Below are the necessary imports. ‘%matplotlib inline’ is IPython-specific directive which displays matplotlib plots in notebook. It can be removed and plt.show() can be added to the end of the code to display the plot. We are also importing numpy, pandas, matplotlib.pyplot for plotting, and separately matplotlib to work on specific matplotlib functions if needed.
%matplotlib inline
import numpy as np
import pandas as pd
import matplotlib.pyplot as plt
import matplotlib as mpl
Next step is to import our data and assign it to DataFrame. We created that table in the previous example.

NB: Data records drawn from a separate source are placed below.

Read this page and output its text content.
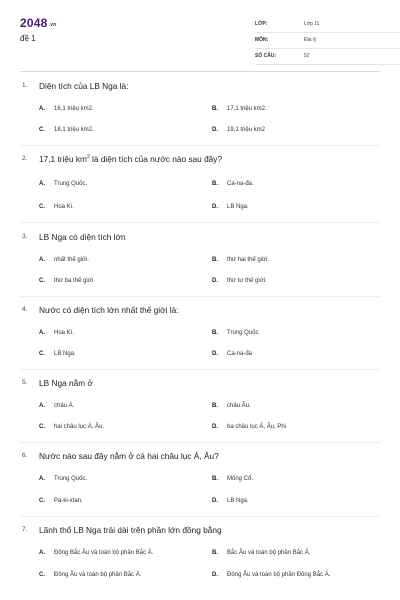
2048.vn
đề 1
LỚP:	Lớp 11
MÔN:	Địa lý
SỐ CÂU:	52
1. Diện tích của LB Nga là:
A. 16,1 triệu km2.	B. 17,1 triệu km2.
C. 18,1 triệu km2.	D. 19,1 triệu km2
2. 17,1 triệu $km^2$ là diện tích của nước nào sau đây?
A. Trung Quốc.	B. Ca-na-đa.
C. Hoa Kì.	D. LB Nga.
3. LB Nga có diện tích lớn
A. nhất thế giới.	B. thứ hai thế giới.
C. thứ ba thế giới	D. thứ tư thế giới.
4. Nước có diện tích lớn nhất thế giới là:
A. Hoa Kì.	B. Trung Quốc
C. LB Nga.	D. Ca-na-đa
5. LB Nga nằm ở
A. châu Á.	B. châu Âu.
C. hai châu lục Á, Âu.	D. ba châu lục Á, Âu, Phi
6. Nước nào sau đây nằm ở cả hai châu lục Á, Âu?
A. Trung Quốc.	B. Mông Cổ.
C. Pa-ki-xtan.	D. LB Nga.
7. Lãnh thổ LB Nga trải dài trên phần lớn đồng bằng
A. Đông Bắc Âu và toàn bộ phần Bắc Á.	B. Bắc Âu và toàn bộ phần Bắc Á.
C. Đông Âu và toàn bộ phần Bắc Á.	D. Đông Âu và toàn bộ phần Đông Bắc Á.
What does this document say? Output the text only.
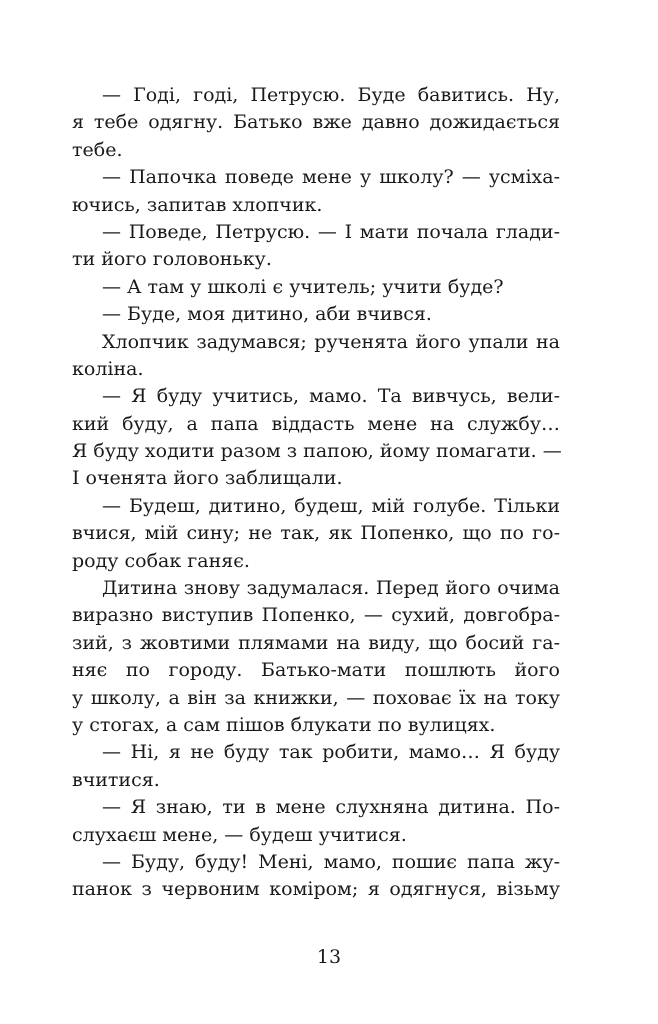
— Годі, годі, Петрусю. Буде бавитись. Ну,
я тебе одягну. Батько вже давно дожидається
тебе.
— Папочка поведе мене у школу? — усміха-
ючись, запитав хлопчик.
— Поведе, Петрусю. — І мати почала глади-
ти його головоньку.
— А там у школі є учитель; учити буде?
— Буде, моя дитино, аби вчився.
Хлопчик задумався; рученята його упали на
коліна.
— Я буду учитись, мамо. Та вивчусь, вели-
кий буду, а папа віддасть мене на службу…
Я буду ходити разом з папою, йому помагати. —
І оченята його заблищали.
— Будеш, дитино, будеш, мій голубе. Тільки
вчися, мій сину; не так, як Попенко, що по го-
роду собак ганяє.
Дитина знову задумалася. Перед його очима
виразно виступив Попенко, — сухий, довгобра-
зий, з жовтими плямами на виду, що босий га-
няє по городу. Батько-мати пошлють його
у школу, а він за книжки, — поховає їх на току
у стогах, а сам пішов блукати по вулицях.
— Ні, я не буду так робити, мамо… Я буду
вчитися.
— Я знаю, ти в мене слухняна дитина. По-
слухаєш мене, — будеш учитися.
— Буду, буду! Мені, мамо, пошиє папа жу-
панок з червоним коміром; я одягнуся, візьму
13
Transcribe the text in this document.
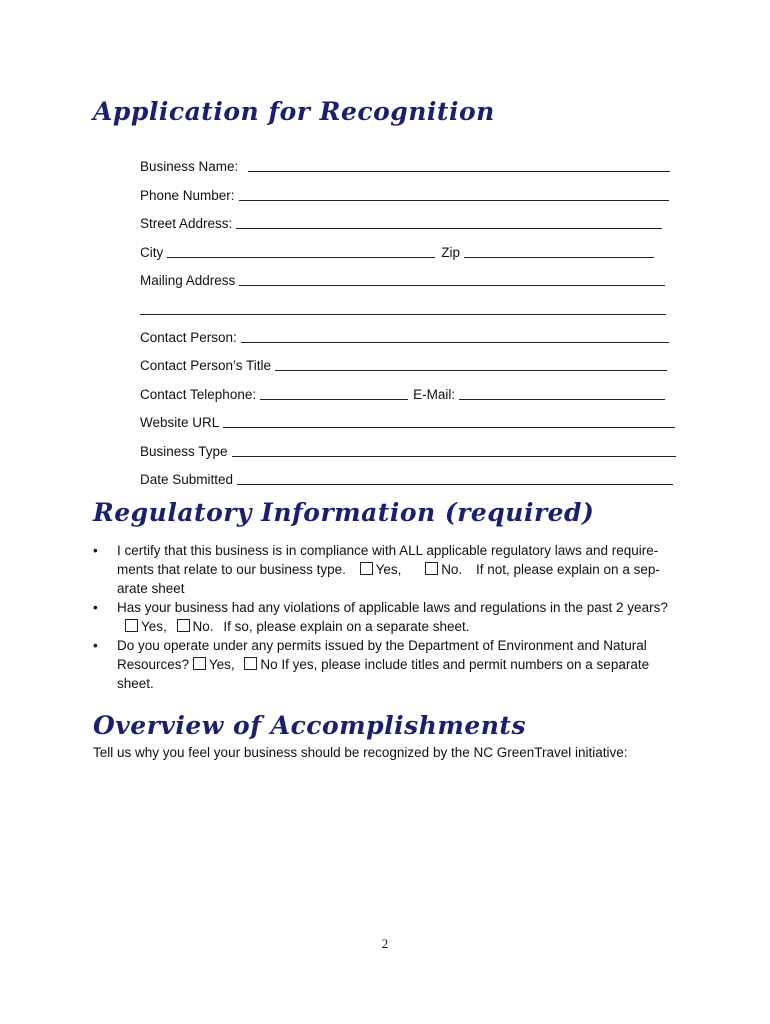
Application for Recognition
Business Name:
Phone Number:
Street Address:
City	Zip
Mailing Address
Contact Person:
Contact Person’s Title
Contact Telephone:	E-Mail:
Website URL
Business Type
Date Submitted
Regulatory Information (required)
• I certify that this business is in compliance with ALL applicable regulatory laws and require-ments that relate to our business type. Yes,	No. If not, please explain on a sep-arate sheet
• Has your business had any violations of applicable laws and regulations in the past 2 years?
Yes, No. If so, please explain on a separate sheet.
• Do you operate under any permits issued by the Department of Environment and Natural Resources? Yes, No If yes, please include titles and permit numbers on a separate sheet.
Overview of Accomplishments
Tell us why you feel your business should be recognized by the NC GreenTravel initiative:
2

table = pd.read_excel('mergedData.xlsx')
table.head()
We can create some variables to make our code easier to work with. In this tutorial I am planning to create a plot of Countries on x axis, and Suicide/Death % on y axis.
x = table.index
y = table['suiPerDeath']
size = table['deaPerPop']
tLabels = table['Country']
yMax = round(y.max()) + 1
xMax = x.max() + 1
lightBlack = '#3e3e3e'
Let’s start by creating fig, and ax objects, defining the figure size and background color. We create a scatter plot by using x, and y variables defined earlier. The size of the circles are defined by Death/Population %. Alpha is set at 0.6 for the visibility of overlapping circles.
fig, ax = plt.subplots(figsize=(10, 4), dpi=200, facecolor='white')
im = ax.scatter(x, y, s=size * 30, alpha=0.6, linewidth='0.2', edgecolor=lightBlack)
It is a plot, but it doesn’t provide us any useful information. We can introduce color and colorbar to the plot to make it readable. Also we can adjust plot limits, and add labels to the x axis.
fig, ax = plt.subplots(figsize=(10, 4), dpi=200, facecolor='white')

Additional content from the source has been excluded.